Not surprisingly, then, we haven’t published a lot of flattering coverage on Atom (I think the last time I even bothered with an Atom-based desktop was for Intel’s Atom D510 And NM10 Express: Down The Pine Trail With D510MO in 2009). Even today, five years after expressing its intentions to compete against ARM-based SoCs, the industry continues questioning Intel’s ability to deliver ample performance at power targets low enough to facilitate compelling tablets and smartphones.
Methodical progress compelled us to reconsider Intel’s efforts last year, though. Sixteen months ago, one of our writers went underground and made the bold prediction that Intel will overtake Qualcomm in three years.
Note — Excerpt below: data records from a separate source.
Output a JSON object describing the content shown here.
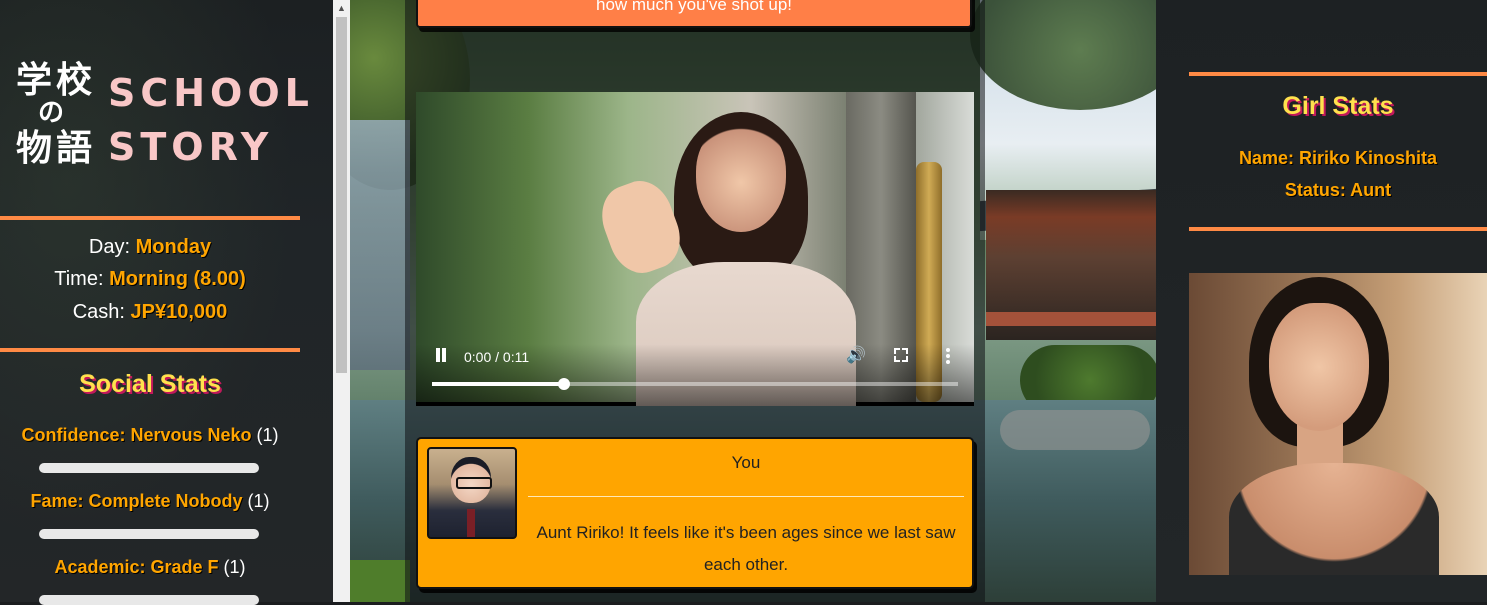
{
  "logo": {
    "kanji": [
      "学",
      "校",
      "の",
      "物",
      "語"
    ],
    "title_line1": "SCHOOL",
    "title_line2": "STORY"
  },
  "status": {
    "day_label": "Day:",
    "day_value": "Monday",
    "time_label": "Time:",
    "time_value": "Morning (8.00)",
    "cash_label": "Cash:",
    "cash_value": "JP¥10,000"
  },
  "social_stats": {
    "title": "Social Stats",
    "items": [
      {
        "label": "Confidence: Nervous Neko",
        "level": "(1)",
        "progress": 0
      },
      {
        "label": "Fame: Complete Nobody",
        "level": "(1)",
        "progress": 0
      },
      {
        "label": "Academic: Grade F",
        "level": "(1)",
        "progress": 0
      }
    ]
  },
  "story": {
    "previous_line": "how much you've shot up!",
    "video": {
      "time": "0:00 / 0:11",
      "progress": 0.25
    },
    "dialog": {
      "speaker": "You",
      "text": "Aunt Ririko! It feels like it's been ages since we last saw each other."
    }
  },
  "girl_stats": {
    "title": "Girl Stats",
    "name": "Name: Ririko Kinoshita",
    "status": "Status: Aunt"
  },
  "colors": {
    "accent": "#ff8a45",
    "highlight": "#ffa500",
    "title_yellow": "#ffe14d",
    "title_shadow": "#c2185b",
    "dialog_bg": "#ffa500",
    "prev_card_bg": "#ff7f47"
  },
  "icons": [
    "pause-icon",
    "volume-icon",
    "fullscreen-icon",
    "more-options-icon",
    "scroll-up-arrow-icon"
  ]
}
And that was when Intel didn’t have a single phone design win. The analysis was predicated on Intel’s ability to deliver a performance-competitive CPU based on 32 nm manufacturing and in-order execution, knowledge of the company’s manufacturing roadmap, and anticipation of a forthcoming out-of-order architecture.
Well, the details of that design, already known as Silvermont, become public today. And if the Atom processors based on Silvermont can do everything Intel says they can, then we won’t even need granular measurements like the ones we collected for ARM Vs. x86: The Secret Behind Intel Atom's Efficiency to quantify the company’s efficiency story compared to its ARM-based competition.
If you’ve followed the Atom family’s evolution, then you know that Intel hasn’t modified its fundamental microarchitecture in five years. Yes, it made a shift from 45 to 32 nm manufacturing. But the cores themselves—code-named Saltwell at 32 nm, but based on the original Bonnell design—continue to employ in-order execution, clearly favoring low power use at the expense of performance.
With Silvermont, that changes. We’re now looking at a more complex out-of-order execution engine largely enabled by a transition to 22 nm manufacturing. This isn’t a “see you again in five years” introduction, either. Intel is committing significant resources to dramatically accelerating development of its “light” architecture, promising yearly refreshes (the first of which will be Airmont at 14 nm, extending Intel's manufacturing advantage beyond the lead it enjoys at 22 nm).
In fact, Intel files all of the changes made to Atom into three categories: those that improve performance, others intended to achieve better power efficiency, and specific optimizations to the company’s process technology.